[Box Backup] monitoring bbackupd
Martin Ebourne
boxbackup@fluffy.co.uk
Fri, 26 Aug 2005 00:31:47 +0100
--=-AXj9aJ6skXtDXjouqBsg
Content-Type: text/plain
Content-Transfer-Encoding: 7bit
On Fri, 2005-08-26 at 08:49 +1000, Scott McNee wrote:
> Hi Martin,
> Any chance of saving some work and getting a copy of the
> script?
I put restart_service (attached) in /etc/nagios/eventhandlers. It's a
generic service restart script, so can be used for anything including
bbstored and bbackupd.
In misccommands.cfg I have:
define command {
command_name restart_service
command_line $USER6$/restart_service "$SERVICESTATE$" "$STATETYPE$" "$SERVICEATTEMPT$" "$SERVICEDESC$" >> /var/log/nagios/event_handler.log 2>&1
}
You'll need to make sure $USER6$ is set for the restart_service script
location, or hard-code it.
I then have the following in services.cfg:
define service {
use generic-service
host_name hordein
service_description bbackupd
check_command check_service!bbackupd
event_handler restart_service
}
define service {
use generic-service
host_name hordein
service_description bbstored
check_command check_service!bbstored
event_handler restart_service
}
You'll need a suitable generic-service set up.

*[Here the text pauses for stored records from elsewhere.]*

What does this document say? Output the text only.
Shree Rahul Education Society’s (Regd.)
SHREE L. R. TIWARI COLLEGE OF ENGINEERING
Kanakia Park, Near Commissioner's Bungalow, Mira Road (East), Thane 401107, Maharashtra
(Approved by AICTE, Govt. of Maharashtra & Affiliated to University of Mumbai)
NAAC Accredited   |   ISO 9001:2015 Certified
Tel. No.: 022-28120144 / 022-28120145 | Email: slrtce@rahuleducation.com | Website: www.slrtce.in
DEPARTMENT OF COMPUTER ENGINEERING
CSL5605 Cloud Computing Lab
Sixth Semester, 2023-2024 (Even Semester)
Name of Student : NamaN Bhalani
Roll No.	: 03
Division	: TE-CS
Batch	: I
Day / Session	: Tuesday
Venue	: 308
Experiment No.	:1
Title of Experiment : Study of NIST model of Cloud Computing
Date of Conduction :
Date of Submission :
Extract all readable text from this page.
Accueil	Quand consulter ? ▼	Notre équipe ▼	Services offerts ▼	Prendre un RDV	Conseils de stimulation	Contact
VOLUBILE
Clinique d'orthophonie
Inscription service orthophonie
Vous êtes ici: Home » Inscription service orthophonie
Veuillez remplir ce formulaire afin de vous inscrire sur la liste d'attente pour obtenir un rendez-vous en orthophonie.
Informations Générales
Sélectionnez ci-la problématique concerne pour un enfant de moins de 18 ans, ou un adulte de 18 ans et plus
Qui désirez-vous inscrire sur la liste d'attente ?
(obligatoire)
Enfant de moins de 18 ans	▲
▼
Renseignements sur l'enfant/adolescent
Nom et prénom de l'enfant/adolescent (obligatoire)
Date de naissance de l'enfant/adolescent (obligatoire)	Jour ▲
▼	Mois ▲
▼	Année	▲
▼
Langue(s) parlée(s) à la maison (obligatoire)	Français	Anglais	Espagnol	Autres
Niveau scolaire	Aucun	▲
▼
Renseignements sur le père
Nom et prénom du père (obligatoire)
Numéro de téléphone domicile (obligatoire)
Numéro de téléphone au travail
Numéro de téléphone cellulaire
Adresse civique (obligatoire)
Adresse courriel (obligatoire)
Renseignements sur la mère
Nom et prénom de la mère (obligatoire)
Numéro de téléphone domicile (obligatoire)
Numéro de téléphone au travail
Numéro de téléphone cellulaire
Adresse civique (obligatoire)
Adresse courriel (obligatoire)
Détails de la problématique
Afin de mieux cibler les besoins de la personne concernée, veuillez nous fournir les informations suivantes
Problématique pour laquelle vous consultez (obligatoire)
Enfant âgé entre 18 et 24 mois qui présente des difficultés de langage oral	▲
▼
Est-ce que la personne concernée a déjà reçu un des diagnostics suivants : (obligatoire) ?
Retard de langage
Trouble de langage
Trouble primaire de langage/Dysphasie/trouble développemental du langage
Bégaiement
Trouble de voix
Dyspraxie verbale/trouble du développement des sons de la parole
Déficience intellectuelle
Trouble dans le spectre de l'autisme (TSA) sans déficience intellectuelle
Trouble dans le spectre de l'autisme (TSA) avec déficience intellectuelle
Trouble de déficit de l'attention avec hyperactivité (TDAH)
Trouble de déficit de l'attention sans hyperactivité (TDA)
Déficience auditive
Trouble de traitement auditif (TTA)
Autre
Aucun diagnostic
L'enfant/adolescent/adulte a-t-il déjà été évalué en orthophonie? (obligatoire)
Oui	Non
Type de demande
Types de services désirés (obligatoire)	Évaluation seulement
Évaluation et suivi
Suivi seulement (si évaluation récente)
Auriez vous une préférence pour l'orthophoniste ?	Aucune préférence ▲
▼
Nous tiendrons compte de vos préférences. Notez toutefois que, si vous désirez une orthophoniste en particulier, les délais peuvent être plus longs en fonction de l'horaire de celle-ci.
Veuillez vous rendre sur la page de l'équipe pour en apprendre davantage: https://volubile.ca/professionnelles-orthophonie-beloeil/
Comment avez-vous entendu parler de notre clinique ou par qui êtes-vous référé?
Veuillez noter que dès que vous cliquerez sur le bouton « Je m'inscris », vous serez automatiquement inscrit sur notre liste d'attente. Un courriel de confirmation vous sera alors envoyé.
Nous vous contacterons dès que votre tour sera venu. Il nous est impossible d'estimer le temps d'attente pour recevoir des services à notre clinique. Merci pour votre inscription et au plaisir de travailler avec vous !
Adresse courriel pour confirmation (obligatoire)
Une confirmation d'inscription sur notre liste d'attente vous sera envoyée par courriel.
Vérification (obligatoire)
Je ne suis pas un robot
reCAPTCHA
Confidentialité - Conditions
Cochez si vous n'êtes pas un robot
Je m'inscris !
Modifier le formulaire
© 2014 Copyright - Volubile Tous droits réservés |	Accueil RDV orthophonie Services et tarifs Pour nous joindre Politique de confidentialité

If you want to get a central machine to monitor remote ones then use the
same script on the remote machine and set up nrpe. If you need help with
that then I think the nagios lists would be more appropriate.
One day I'll write one that uses bbackupquery to log in and check the
store out, free space etc.
This is all on Fedora Core. YMMV.
Cheers,
Martin.
--=-AXj9aJ6skXtDXjouqBsg
Content-Disposition: attachment; filename=restart_service
Content-Type: application/x-shellscript; name=restart_service
Content-Transfer-Encoding: 7bit
#!/bin/sh
#
# Event handler script for restarting unix services on the local machine
state="$1"
failure="$2"
attempt="$3"
service="$4"
# What state is the service in?
case "$state" in
OK)
# The service just came back up, so don't do anything...
;;
WARNING)
# We don't really care about warning states, since the service is probably still running...
;;
UNKNOWN)
# We don't know what might be causing an unknown error, so don't do anything...
;;
CRITICAL)
# Is this a "soft" or a "hard" state?
case "$failure" in
SOFT)
# What check attempt are we on?
case "$attempt" in
2)
echo "Restarting $service service (2nd soft critical state)..."
/usr/bin/sudo /sbin/service $service restart
;;
esac
;;
HARD)
echo "Restarting $service service..."
# Call the init script to restart the server
/usr/bin/sudo /sbin/service $service restart
;;
esac
;;
esac
exit 0
--=-AXj9aJ6skXtDXjouqBsg--